Perspectiva Política
Reconhecimento internacional, infraestrutura e a necessidade de resgatar a qualidade do debate político.
Mais um bom exemplo
Santa Catarina entrega mais um bom exemplo ao Brasil. A agência internacional S&P Global Ratings manteve o rating “BB” na escala global para o Estado, a melhor avaliação entre todas as unidades da Federação.

Equilíbrio fiscal
A nota reflete o equilíbrio das contas públicas, a condução de políticas fiscais prudentes e a continuidade de medidas voltadas ao estímulo do investimento privado. A avaliação também destaca o aumento dos investimentos em infraestrutura, o controle das despesas e a redução da dívida estadual.
Limite nacional
É importante observar que Santa Catarina poderia, tecnicamente, alcançar uma classificação superior.

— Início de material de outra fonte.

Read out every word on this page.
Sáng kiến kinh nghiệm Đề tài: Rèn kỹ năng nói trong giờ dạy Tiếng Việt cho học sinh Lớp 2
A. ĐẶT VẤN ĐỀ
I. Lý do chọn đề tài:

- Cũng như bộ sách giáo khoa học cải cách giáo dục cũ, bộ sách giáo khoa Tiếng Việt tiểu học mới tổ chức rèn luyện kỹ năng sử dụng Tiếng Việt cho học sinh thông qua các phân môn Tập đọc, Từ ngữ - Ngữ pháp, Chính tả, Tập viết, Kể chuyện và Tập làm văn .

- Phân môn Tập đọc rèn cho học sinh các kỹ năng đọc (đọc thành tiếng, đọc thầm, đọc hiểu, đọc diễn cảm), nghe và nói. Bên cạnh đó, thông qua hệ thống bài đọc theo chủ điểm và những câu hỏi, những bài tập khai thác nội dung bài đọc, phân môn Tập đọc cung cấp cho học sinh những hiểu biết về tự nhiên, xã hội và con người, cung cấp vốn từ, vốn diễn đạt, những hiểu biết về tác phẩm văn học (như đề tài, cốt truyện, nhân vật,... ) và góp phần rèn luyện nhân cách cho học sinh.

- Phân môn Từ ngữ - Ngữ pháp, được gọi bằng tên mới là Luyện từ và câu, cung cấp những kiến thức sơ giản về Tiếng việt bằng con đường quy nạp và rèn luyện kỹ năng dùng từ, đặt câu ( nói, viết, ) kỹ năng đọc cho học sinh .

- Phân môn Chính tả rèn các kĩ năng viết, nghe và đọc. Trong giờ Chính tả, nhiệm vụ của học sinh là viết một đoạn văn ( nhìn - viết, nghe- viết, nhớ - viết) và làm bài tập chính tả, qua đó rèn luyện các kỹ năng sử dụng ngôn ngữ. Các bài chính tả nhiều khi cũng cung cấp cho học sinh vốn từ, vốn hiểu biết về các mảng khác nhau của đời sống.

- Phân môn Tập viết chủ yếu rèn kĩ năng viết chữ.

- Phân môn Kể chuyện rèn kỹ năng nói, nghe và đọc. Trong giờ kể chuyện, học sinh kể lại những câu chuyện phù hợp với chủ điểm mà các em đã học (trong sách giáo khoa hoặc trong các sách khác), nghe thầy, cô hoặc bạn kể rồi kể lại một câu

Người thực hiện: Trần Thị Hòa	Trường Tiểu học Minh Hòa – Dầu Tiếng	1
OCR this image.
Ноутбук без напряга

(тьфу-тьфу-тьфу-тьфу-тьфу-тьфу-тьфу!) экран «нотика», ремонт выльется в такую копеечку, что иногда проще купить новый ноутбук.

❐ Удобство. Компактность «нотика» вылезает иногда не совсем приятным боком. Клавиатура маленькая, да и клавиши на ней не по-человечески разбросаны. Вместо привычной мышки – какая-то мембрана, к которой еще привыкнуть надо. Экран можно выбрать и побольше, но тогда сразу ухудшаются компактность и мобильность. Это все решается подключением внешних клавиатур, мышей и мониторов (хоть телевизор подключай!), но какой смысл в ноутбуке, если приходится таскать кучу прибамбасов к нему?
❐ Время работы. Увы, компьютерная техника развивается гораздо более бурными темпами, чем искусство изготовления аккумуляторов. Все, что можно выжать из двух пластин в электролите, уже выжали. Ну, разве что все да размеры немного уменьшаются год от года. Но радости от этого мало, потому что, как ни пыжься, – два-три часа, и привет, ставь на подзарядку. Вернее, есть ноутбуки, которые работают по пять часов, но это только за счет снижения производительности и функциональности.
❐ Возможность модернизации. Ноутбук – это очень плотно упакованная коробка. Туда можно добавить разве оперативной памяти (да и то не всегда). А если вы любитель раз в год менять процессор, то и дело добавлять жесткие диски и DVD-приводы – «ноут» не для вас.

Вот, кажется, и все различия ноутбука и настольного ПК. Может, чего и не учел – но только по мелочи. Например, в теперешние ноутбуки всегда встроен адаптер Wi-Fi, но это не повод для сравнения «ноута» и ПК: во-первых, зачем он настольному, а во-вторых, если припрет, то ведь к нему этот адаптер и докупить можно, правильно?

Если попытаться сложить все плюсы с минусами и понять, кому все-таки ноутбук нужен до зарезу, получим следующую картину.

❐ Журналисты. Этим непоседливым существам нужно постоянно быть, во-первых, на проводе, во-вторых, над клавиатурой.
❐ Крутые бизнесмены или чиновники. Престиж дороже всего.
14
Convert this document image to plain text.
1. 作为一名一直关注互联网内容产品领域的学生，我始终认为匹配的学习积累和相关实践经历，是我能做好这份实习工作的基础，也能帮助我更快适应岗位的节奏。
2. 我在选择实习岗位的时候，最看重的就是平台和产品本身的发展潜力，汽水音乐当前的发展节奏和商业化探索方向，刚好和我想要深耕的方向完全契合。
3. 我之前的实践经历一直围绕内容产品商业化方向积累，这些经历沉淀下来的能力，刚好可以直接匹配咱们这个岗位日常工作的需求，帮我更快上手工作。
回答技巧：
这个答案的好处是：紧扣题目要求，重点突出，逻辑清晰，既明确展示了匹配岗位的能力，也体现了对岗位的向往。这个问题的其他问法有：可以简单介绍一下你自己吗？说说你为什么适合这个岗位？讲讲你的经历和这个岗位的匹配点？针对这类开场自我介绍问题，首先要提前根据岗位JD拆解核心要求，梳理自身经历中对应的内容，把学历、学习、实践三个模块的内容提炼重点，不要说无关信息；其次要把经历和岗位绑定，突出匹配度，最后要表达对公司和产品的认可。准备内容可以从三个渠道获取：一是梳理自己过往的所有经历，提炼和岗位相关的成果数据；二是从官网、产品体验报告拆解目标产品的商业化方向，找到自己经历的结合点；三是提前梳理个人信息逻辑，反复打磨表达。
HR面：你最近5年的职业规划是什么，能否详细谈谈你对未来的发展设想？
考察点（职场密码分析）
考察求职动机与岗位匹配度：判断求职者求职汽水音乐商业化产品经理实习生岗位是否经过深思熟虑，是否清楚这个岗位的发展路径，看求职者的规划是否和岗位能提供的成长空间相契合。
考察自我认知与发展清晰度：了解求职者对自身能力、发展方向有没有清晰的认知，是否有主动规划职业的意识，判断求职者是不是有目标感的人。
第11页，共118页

No entanto, pelos critérios da agência, nenhum estado pode receber nota acima da classificação soberana do país.
Gestão reconhecida
Em um país onde o equilíbrio das contas públicas nem sempre é prioridade, esse reconhecimento internacional merece registro. Boa gestão também é feita de planejamento, responsabilidade fiscal, segurança jurídica e capacidade de manter investimentos. Quando esse conjunto produz resultados concretos, ele deve ser reconhecido e servir de inspiração para outras administrações.
Rodovias em alerta
Dados do Observatório da Fetrancesc mostram um quadro preocupante nas rodovias federais de Santa Catarina. No levantamento, apenas 0,53% dos trechos avaliados foram classificados como ótimos, 5,51% como bons e 12,06% como regulares. Em contrapartida, 36,32% aparecem como ruins e 45,58% como péssimos, evidenciando a necessidade de investimentos e ações urgentes.
Números que preocupam
O estudo considera as BRs 153, 158, 163, 280, 282, 285, 470 e 480. Ficaram fora do levantamento as BRs 101 e 116, administradas pela concessionária Arteris Planalto Sul. Ainda assim, o diagnóstico revela uma realidade que impacta diretamente a logística, a segurança viária e o desenvolvimento econômico do Estado.
Infraestrutura é desenvolvimento
Rodovias em más condições aumentam o custo do transporte, reduzem a competitividade das empresas catarinenses, elevam o risco de acidentes e dificultam o deslocamento de milhares de pessoas. Para um estado cuja economia depende fortemente da indústria, do agronegócio e da exportação, uma malha rodoviária eficiente deixa de ser apenas uma questão de infraestrutura e passa a ser um fator estratégico de desenvolvimento.
Compromisso coletivo
Cabe ao Governo Federal, por meio do Ministério dos Transportes, priorizar investimentos capazes de reverter esse cenário. Da mesma forma, espera-se que a bancada catarinense no Congresso Nacional atue de forma unida na defesa dessa pauta. A melhoria das rodovias federais não deve ser uma bandeira partidária, mas um compromisso permanente com Santa Catarina e com todos que dependem delas para trabalhar, produzir e viver com mais segurança.
O debate perdeu qualidade?
O debate político brasileiro vem perdendo consistência eleição após eleição. Quem acompanha de perto as discussões nas redes sociais, no Parlamento e até mesmo nas comissões legislativas percebe que, cada vez mais, o foco deixa de estar nos projetos, nas propostas e no aperfeiçoamento das políticas públicas para se concentrar no confronto entre adversários.
Mais ataques, menos propostas
Com frequência, a discussão política acaba sendo substituída pela tentativa de desconstrução da imagem do oponente. Até mesmo a defesa de um governo, de um partido ou de um parlamentar muitas vezes deixa de se apoiar nos fatos para responder com novos ataques, alimentando um ciclo permanente de acusações.
O reflexo na sociedade
Esse comportamento acaba influenciando parte do próprio eleitorado, que reproduz nas redes sociais e no debate cotidiano a postura adotada por muitas lideranças políticas. O espaço para o diálogo diminui, enquanto cresce a dificuldade de discutir ideias sem transformar o adversário em inimigo.
Um fenômeno mundial?
Quando se observa o cenário internacional, percebe-se que esse comportamento não é exclusivo do Brasil. Em diferentes democracias, o ambiente político também tem sido marcado por forte polarização e por campanhas centradas em conflitos pessoais. Fica então uma reflexão: estaremos diante de uma tendência mundial, na qual propor soluções passou a render menos visibilidade do que atacar adversários? Se essa percepção estiver correta, o maior prejudicado continuará sendo o cidadão, que precisa de debates qualificados para escolher seus representantes.